BANKENMARKT / BANKING 4.0

MiFID II muss auf den Prüfstand

Direkte Auswirkungen auf Kunde-Bank-Verhältnis

In der Krise 2008 ging viel Vertrauen in die Finanzmärkte verloren. Dieses wiederherzustellen, ist eines der Anliegen der internationalen und nationalen Regulierungsbehörden. Ein zentrales Vorhaben auf EU-Ebene hierzu war die Einführung der zweiten Version der „Richtlinie über Märkte für Finanzinstrumente“ (englisch: „Markets in Financial Instruments Directive“, kurz MiFID II). Mit der überarbeiteten Norm schuf der Gesetzgeber einen europaweit einheitlichen Rechtsrahmen für das Wertpapiergeschäft – mit der Zielstellung, die Transparenz an den Märkten und das Schutzniveau der Anleger zu erhöhen. Viele der neu geregelten Pflichten betreffen den Vertrieb, den Verkauf und die Beratung von Finanzprodukten. Damit wirken sie unmittelbar auf das Verhältnis zwischen Bank und Kunde. In Kraft getreten ist das Regelwerk am 3. Januar 2018.

Ein Jahr in der Praxis | Ergebnisse

Zeit, Bilanz zu ziehen

Nachdem die Vorschriften nun über ein Jahr in der Praxis angewendet werden, war die Zeit reif für eine erste Bewertung. Jüngst hat sich etwa die Bundesanstalt für Finanzdienstleistungsaufsicht (BaFin) mit den Auswirkungen u.a. von MiFID II aus Kundensicht auseinandergesetzt. Auch die in der „Deutschen Kreditwirtschaft“ (DK) zusammengeschlossenen hiesigen Banken und Sparkassen haben im März dieses Jahres eine von der Ruhr-Universität Bochum erstellte Auswirkungsanalyse veröffentlicht. Hierzu wurden rund 3.000 Kunden und über 150 Banken sowie Sparkassen in Deutschland befragt.

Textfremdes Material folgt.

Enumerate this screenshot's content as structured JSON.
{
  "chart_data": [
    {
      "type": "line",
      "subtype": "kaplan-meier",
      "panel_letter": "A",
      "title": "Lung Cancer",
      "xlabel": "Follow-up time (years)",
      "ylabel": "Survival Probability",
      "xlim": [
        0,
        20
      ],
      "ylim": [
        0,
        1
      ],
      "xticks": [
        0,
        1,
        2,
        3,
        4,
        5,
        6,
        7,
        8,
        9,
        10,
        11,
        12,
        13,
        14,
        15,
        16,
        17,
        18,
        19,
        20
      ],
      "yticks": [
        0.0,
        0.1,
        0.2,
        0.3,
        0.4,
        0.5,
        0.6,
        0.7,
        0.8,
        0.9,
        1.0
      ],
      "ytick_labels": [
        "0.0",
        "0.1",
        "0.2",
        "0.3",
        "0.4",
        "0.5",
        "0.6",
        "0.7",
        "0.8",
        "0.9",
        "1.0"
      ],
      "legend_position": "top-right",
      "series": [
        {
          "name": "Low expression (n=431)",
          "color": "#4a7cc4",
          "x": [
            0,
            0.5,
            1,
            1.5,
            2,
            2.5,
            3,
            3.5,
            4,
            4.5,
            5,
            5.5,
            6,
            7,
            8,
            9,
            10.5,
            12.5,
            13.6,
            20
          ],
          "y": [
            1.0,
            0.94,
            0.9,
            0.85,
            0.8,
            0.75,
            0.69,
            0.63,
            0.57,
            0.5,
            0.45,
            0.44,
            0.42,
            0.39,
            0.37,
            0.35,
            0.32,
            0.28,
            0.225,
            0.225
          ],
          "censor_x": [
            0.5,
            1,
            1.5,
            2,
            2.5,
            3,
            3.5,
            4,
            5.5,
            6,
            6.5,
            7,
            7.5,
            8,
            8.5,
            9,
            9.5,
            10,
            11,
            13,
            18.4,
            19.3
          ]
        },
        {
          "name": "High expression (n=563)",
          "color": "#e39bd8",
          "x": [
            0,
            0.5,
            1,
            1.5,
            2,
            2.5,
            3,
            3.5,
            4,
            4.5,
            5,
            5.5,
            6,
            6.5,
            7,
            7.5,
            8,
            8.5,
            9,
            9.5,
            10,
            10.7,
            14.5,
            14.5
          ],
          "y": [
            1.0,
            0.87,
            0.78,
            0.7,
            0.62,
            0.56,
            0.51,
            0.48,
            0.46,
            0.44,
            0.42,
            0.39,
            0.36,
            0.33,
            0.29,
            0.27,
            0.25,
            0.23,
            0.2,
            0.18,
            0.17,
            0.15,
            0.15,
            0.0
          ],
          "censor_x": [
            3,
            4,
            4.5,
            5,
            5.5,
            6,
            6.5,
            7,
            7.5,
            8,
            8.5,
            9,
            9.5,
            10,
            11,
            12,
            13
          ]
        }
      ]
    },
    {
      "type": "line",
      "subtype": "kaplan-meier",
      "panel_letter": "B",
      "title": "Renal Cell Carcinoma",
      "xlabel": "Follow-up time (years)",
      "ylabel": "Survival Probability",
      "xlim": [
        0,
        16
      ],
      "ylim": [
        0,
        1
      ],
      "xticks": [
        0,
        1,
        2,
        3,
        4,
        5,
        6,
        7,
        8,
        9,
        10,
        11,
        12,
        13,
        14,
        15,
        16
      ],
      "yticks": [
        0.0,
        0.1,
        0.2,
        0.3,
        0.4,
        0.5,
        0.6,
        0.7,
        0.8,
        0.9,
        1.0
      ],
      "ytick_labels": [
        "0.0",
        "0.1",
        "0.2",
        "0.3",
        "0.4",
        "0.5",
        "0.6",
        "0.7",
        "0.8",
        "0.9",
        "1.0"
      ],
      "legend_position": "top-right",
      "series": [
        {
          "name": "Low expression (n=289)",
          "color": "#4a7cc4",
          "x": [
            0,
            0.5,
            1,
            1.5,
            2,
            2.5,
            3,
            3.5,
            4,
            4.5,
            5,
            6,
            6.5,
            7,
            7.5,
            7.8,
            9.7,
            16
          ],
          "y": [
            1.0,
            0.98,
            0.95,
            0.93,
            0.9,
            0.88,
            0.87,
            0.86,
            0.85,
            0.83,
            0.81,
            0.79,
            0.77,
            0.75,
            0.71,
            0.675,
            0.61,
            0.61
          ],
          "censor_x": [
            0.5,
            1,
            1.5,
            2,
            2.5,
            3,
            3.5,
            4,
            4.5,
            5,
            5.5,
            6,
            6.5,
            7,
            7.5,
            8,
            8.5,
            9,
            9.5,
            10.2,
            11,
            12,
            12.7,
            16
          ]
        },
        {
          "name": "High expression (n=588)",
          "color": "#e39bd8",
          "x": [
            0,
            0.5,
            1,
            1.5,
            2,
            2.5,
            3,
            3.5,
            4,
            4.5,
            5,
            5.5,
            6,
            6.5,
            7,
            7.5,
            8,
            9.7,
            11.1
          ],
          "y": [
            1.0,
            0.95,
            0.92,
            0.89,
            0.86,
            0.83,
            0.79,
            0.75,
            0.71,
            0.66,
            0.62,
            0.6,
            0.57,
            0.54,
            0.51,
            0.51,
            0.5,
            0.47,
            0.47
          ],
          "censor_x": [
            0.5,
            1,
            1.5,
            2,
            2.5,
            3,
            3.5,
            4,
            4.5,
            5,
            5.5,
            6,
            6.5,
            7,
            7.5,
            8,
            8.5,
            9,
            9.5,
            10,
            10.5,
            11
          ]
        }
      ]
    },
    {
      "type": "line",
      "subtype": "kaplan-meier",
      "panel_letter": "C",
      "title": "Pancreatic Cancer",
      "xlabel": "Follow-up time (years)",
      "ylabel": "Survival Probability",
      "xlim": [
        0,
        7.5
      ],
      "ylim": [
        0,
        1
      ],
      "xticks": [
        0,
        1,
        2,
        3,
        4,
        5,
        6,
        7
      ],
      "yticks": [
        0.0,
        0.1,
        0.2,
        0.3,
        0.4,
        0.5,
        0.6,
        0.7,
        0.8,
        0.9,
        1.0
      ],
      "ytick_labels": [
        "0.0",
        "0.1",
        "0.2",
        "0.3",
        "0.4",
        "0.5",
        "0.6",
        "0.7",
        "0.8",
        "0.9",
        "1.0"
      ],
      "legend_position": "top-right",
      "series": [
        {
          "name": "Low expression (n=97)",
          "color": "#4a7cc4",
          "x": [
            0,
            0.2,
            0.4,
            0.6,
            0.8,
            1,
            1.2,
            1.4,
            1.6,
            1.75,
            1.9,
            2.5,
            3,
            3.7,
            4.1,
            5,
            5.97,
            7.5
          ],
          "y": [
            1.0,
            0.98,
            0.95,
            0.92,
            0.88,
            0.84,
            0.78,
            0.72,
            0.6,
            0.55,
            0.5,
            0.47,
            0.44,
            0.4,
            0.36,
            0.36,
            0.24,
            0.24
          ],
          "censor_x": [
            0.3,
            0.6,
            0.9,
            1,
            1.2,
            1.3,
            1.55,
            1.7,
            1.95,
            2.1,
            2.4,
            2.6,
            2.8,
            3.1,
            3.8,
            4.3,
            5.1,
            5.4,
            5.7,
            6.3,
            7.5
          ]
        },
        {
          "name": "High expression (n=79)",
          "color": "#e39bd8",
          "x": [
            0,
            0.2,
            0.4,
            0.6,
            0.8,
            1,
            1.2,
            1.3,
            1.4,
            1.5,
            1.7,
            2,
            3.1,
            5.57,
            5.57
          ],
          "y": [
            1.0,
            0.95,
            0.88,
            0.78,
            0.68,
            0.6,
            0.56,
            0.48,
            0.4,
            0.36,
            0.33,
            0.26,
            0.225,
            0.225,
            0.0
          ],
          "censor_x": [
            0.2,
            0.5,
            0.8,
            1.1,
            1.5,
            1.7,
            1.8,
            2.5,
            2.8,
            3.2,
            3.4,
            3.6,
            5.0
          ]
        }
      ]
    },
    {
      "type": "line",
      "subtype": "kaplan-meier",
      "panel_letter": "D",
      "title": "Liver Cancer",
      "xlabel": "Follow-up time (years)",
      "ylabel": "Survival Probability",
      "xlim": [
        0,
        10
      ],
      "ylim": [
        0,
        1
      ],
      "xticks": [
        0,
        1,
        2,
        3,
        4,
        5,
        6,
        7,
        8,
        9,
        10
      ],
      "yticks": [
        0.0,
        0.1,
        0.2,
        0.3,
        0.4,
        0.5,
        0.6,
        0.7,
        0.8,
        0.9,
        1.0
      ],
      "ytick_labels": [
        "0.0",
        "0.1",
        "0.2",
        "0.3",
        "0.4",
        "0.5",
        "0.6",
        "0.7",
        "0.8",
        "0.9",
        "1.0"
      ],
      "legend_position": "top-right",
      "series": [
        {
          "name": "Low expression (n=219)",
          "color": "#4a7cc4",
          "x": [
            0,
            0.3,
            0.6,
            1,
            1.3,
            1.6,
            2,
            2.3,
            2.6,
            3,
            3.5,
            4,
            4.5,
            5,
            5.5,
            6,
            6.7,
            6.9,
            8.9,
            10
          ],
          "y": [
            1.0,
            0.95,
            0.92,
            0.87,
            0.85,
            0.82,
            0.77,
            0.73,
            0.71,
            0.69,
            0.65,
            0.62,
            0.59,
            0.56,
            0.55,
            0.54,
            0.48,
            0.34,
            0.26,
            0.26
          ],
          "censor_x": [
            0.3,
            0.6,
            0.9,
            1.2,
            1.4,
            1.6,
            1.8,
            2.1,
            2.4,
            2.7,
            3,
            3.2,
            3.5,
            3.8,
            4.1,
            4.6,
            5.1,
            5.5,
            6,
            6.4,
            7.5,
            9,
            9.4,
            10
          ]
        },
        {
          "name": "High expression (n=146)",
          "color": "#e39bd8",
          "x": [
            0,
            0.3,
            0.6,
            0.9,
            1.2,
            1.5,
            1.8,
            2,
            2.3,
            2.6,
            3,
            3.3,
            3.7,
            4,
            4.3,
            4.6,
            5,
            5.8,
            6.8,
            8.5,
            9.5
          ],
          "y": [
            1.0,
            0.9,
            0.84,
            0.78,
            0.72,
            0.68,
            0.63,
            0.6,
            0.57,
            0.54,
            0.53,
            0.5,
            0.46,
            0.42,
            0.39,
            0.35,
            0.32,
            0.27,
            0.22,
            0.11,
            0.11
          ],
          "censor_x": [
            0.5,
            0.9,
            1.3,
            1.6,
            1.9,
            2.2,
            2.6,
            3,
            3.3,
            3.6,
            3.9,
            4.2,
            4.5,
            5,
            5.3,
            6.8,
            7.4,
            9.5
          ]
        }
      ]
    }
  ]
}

Informationsfülle – Differenzierung nötig

Gerade der Nutzen der Vielzahl von Informationen wird in der Umfrage sehr unterschiedlich bewertet. Oftmals fühlen sich die Kunden schlichtweg überfordert oder nehmen die Angebote gar nicht wahr. Gleichzeitig würden viele Anleger gern selbst entscheiden, ob sie auf bestimmte Informationen (z.B. ständig wiederholende Kosteninformationen) verzichten oder eine nachträgliche Information (z.B. bei telefonischen Orders) wünschen. Hier zeigt sich, die unterschiedslose Behandlung sämtlicher Kunden ist nicht sinnvoll, mehr Differenzierung wäre nötig: Professionelle Kunden haben ein anderes Schutzbedürfnis als Kleinanleger.

Telefonberatung „is´ nicht mehr“

Zugleich macht die DK-Analyse deutlich, dass vor allem die Aufzeichnung von Telefongesprächen bei den Kunden unbeliebt ist. Viele haben sich aus dem Telefongeschäft bereits zurückgezogen. Hingegen berichtet die BaFin-Studie von einem anderen Ergebnis. Allerdings wurden hier im Unterschied zur DK auch nur Kunden befragt, die derzeit noch die Telefonberatung in Anspruch nehmen. Und selbst von diesen, würde fast die Hälfte gern auf die Sprachaufzeichnung verzichten.

Beratungsgeschäft verändert

Der hohe organisatorische und finanzielle Aufwand bei der Umsetzung der Regulierung hat zudem Folgen auf das Produkt- und Dienstleistungsangebot der Banken und Sparkassen. Berichtet wird auch von einer Einschränkung des Angebotes. Etwa führt die starre Regulierung dazu, dass immerhin ein Viertel der befragten Institute nur noch in ausgewählten Filialen eine Wertpapierberatung anbietet.

Und nun?

Anpassung erforderlich

Die Zielrichtung von MiFID II stimmt insgesamt, gleichzeitig ist die konkrete Ausgestaltung aber eher mangelhaft. Sinnvoll und notwendig ist es daher, wenn die neue EU-Kommission eine Überarbeitung der MiFID-Richtlinie auf ihre Agenda setzt. Zentrales Anliegen: Für die Kunden die Möglichkeit schaffen, selbst zu wählen, welche Informationen sie erhalten wollen.

Mehr erfahren:

Die „Auswirkungsstudie MiFID II/MiFIR und PRIIPs-VO: Effektivität und Effizienz der Neuregelungen vor dem Hintergrund des Anleger- und Verbraucherschutzes – Eine qualitativ-empirische Analyse“ hat Professor Dr. Stephan Paul von der Ruhr-Universität Bochum im Auftrag der DK durchgeführt. Vorgestellt wurde die Untersuchung im März 2019.